Which we partook at a truck stop just off the highway, in accordance with her express desire (when I asked more specifically what she might want) for “food, just food, in large quantities, with lots of grease.”
Neither wish was disappointed.
Nor did we fail to attract looks, just looks, also in large quantities, also (for lack of more appropriate synonym) greasy.
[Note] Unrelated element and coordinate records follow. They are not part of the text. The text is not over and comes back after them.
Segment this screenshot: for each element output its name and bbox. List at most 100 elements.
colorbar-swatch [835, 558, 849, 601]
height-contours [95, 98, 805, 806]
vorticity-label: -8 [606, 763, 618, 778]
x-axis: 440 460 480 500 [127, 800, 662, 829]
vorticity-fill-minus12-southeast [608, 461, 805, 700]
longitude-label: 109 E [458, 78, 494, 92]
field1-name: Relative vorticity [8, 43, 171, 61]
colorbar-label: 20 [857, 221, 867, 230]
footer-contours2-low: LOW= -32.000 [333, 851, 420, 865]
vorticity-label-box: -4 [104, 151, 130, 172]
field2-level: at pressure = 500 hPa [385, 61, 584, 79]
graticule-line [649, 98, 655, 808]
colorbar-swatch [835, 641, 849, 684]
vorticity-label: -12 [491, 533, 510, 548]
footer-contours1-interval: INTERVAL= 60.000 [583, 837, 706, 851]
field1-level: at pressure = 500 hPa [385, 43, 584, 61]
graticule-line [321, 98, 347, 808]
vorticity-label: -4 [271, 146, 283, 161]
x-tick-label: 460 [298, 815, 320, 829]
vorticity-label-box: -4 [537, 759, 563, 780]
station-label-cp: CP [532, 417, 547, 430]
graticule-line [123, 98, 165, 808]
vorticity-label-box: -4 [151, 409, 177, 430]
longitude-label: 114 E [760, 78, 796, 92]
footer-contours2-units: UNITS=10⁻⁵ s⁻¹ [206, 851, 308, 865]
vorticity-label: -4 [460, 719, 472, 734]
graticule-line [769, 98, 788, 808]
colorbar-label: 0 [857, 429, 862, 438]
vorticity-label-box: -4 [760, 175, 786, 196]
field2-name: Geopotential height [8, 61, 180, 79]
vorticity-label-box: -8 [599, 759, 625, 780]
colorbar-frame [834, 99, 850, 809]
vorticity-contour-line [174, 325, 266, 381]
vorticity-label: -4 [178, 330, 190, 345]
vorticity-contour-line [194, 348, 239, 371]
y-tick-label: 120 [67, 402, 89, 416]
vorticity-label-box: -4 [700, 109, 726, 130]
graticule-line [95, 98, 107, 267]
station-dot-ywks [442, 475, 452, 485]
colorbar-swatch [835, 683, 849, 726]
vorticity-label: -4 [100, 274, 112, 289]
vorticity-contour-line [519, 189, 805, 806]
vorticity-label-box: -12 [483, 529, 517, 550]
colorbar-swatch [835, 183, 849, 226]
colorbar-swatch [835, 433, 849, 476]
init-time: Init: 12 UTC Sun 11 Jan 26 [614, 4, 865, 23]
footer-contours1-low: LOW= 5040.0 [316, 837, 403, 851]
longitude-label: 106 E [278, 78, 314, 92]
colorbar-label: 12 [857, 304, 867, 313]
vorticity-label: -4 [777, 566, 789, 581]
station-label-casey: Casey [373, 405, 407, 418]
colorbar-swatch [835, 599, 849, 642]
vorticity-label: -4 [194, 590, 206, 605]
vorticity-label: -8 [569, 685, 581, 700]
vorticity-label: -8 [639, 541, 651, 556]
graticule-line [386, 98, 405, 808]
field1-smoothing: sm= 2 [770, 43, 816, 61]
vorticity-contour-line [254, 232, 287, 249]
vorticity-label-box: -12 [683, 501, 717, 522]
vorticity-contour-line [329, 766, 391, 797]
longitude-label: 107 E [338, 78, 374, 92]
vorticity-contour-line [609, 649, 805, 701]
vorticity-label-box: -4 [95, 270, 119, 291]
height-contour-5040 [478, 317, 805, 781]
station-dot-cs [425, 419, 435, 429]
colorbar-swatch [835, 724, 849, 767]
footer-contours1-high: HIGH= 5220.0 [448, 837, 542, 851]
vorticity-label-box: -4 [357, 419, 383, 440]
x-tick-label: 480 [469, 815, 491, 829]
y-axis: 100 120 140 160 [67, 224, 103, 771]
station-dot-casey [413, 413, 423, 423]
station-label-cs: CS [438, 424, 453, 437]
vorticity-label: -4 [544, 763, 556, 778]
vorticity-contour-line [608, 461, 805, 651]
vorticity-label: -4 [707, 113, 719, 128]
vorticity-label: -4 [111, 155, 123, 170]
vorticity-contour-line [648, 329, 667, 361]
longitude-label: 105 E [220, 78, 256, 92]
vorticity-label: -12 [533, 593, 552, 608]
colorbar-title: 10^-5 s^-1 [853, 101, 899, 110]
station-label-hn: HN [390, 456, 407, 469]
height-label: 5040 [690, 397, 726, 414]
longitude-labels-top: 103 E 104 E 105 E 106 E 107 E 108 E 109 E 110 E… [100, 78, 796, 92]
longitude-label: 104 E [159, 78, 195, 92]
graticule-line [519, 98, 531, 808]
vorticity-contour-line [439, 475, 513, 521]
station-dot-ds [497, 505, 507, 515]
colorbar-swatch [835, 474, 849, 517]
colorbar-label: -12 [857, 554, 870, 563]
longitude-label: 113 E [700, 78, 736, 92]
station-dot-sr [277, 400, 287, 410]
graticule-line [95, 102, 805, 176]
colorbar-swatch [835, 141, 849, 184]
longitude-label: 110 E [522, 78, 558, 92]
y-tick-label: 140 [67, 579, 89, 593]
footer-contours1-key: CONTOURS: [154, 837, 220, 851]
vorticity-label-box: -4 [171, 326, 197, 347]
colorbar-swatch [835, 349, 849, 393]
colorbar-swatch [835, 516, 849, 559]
It was a place of basics: stand after stand of fuel pumps out front, Spartan restaurant area, cashier’s counter with boxes of cheap cigars, pocket knives and belt buckles under its glass top and a rack of T-shirts with clever slogans alongside, bunkerlike bathrooms with rentable showers for truckers.
Clouds had been gathering for some time, bumping up against one another, and as we sat over burned-smelling coffee with oils afloat on its surface, several of them coalesced into one, like a dark fist closing, and rain began pounding at the windows and blacktop outside.
I’d spent those hours on the road thinking of many things.
That, for instance, I’d never got around to calling the university after all.
Or got back to Chip Landrieu.
Or talked to Clare.
Composing in my mind, between Tunica and Shelby, the second chapter of what was to become Mole.
And thinking how, during travel, the mind instinctively shifts mode. Eyes fix on something far off, something unattainable, as you go on about mechanics appearing to have little to do with end or destination: steering, stopping for gas, working pedals; and time itself, unfolding into a plane, a kind of veldt, a portable horizon, all but disappears.